Robert Curgenven is no stranger to capturing the spirit of a place in sound. Though trained as an organist (as featured on Sirène), he is best known for his minimal and drone inspired sound work utilizing field-recordings and feedback, channeling the conceptual power of the historical and political realities of the locations being documented. His field-recording practice began over a decade ago capturing the environmental sounds of his native Australia, and his sound installations explore the acoustics of place from another aspect. On the one hand, an engagement with the site-specific installations of James Turrell seems like a logical extension of these same concerns.

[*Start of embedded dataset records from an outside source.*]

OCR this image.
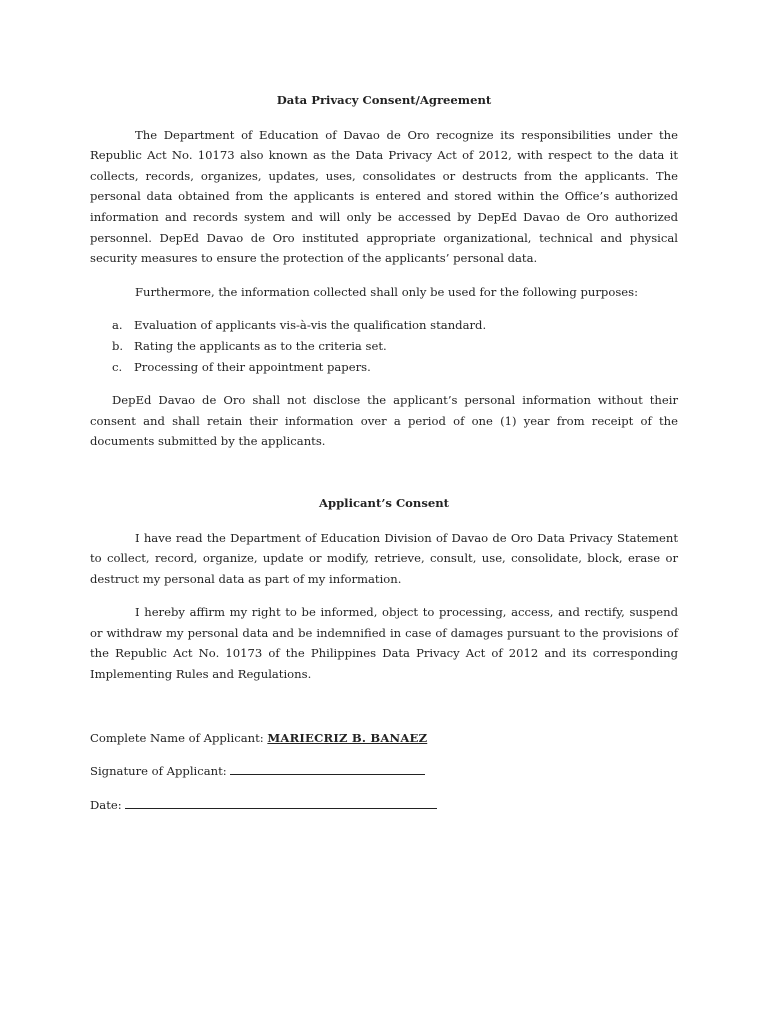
Data Privacy Consent/Agreement

The Department of Education of Davao de Oro recognize its responsibilities under the Republic Act No. 10173 also known as the Data Privacy Act of 2012, with respect to the data it collects, records, organizes, updates, uses, consolidates or destructs from the applicants. The personal data obtained from the applicants is entered and stored within the Office’s authorized information and records system and will only be accessed by DepEd Davao de Oro authorized personnel. DepEd Davao de Oro instituted appropriate organizational, technical and physical security measures to ensure the protection of the applicants’ personal data.

Furthermore, the information collected shall only be used for the following purposes:

a. Evaluation of applicants vis-à-vis the qualification standard.
b. Rating the applicants as to the criteria set.
c.	Processing of their appointment papers.

DepEd Davao de Oro shall not disclose the applicant’s personal information without their consent and shall retain their information over a period of one (1) year from receipt of the documents submitted by the applicants.

Applicant’s Consent

I have read the Department of Education Division of Davao de Oro Data Privacy Statement to collect, record, organize, update or modify, retrieve, consult, use, consolidate, block, erase or destruct my personal data as part of my information.

I hereby affirm my right to be informed, object to processing, access, and rectify, suspend or withdraw my personal data and be indemnified in case of damages pursuant to the provisions of the Republic Act No. 10173 of the Philippines Data Privacy Act of 2012 and its corresponding Implementing Rules and Regulations.

Complete Name of Applicant: MARIECRIZ B. BANAEZ
Signature of Applicant:
Date:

Yet compared with the powerful anti-colonial critique inherent in 2014’s They tore the earth, and, like a scar, it swallowed them, one can’t help but feel that Climata is somewhat light by comparison, much more subtle in its implications. Yet given the proper attention, the seeming austerity of sound and concept increases in complexity, resulting in a rewarding engagement with Turrell that may actually succeed in making his works more meaningful. (Joseph Sannicandro)
An installation version of Climata was exhibited in the National Gallery of Australia’s Skyspace in 2015 with more site-specific iterations to follow in 2016.